The site is known as Killeencormac, a name that reaches back to a local tribal grouping called the Uí Cormaic, descendants of one Cormac Caech, who held territory in this part of Kildare. The scholar Shearman, writing in 1873, read the placename as Cill-Fine-Cormaic, meaning roughly the church of the tribes of the Uí Cormaic. The hillock itself is a glacial esker, a long ridge deposited by meltwater beneath an ice sheet, and by 1860 it was already being described in careful detail: oval in circumference, its western end fashioned into a low mound with the traces of three terraces cut into its sides, the entire enclosed area occupied by graves, and at the summit that telling hollow where a structure had once stood. Scattered large stones confirmed something had been built there. Excavations carried out in 1929 by Macalister and Praeger recovered a fragment of carved slab bearing part of a plain Latin cross in high relief, and, more remarkably, a small granite gable-finial of what they called the butterfly type, just five inches across, found during trenching along the north side of the mound. A gable-finial is a decorative or structural stone placed at the apex of a roof gable, and this particular form is associated with early Irish oratories. The excavators concluded it was about as close to proof as the evidence would allow that a small oratory had once stood within the enclosure, probably during the eighth or ninth century.

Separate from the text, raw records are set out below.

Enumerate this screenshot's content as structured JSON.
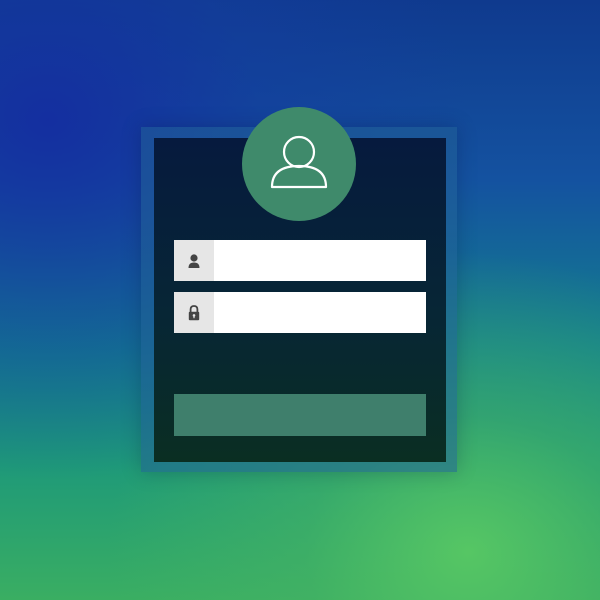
{
  "colors": {
    "accent": "#3f8a6b",
    "button": "#3f7f6c",
    "card_top": "#061a3e",
    "card_bottom": "#0a2e22",
    "field_bg": "#ffffff",
    "icon_box_bg": "#e6e6e6"
  },
  "avatar": {
    "icon": "user-icon"
  },
  "username_field": {
    "icon": "user-icon",
    "value": "",
    "placeholder": ""
  },
  "password_field": {
    "icon": "lock-icon",
    "value": "",
    "placeholder": ""
  },
  "submit": {
    "label": ""
  }
}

The site lies in level pasture drained by the River Greese, with Colbinstown Castle roughly 580 metres to the north-east. The graveyard remains enclosed by its nineteenth-century wall, accessible through a gate at the north-north-west. The terracing on the mound's south-western side, noted in 1860, is still said to be traceable, and the depression at the summit, modest as it is, rewards a slow walk to the top.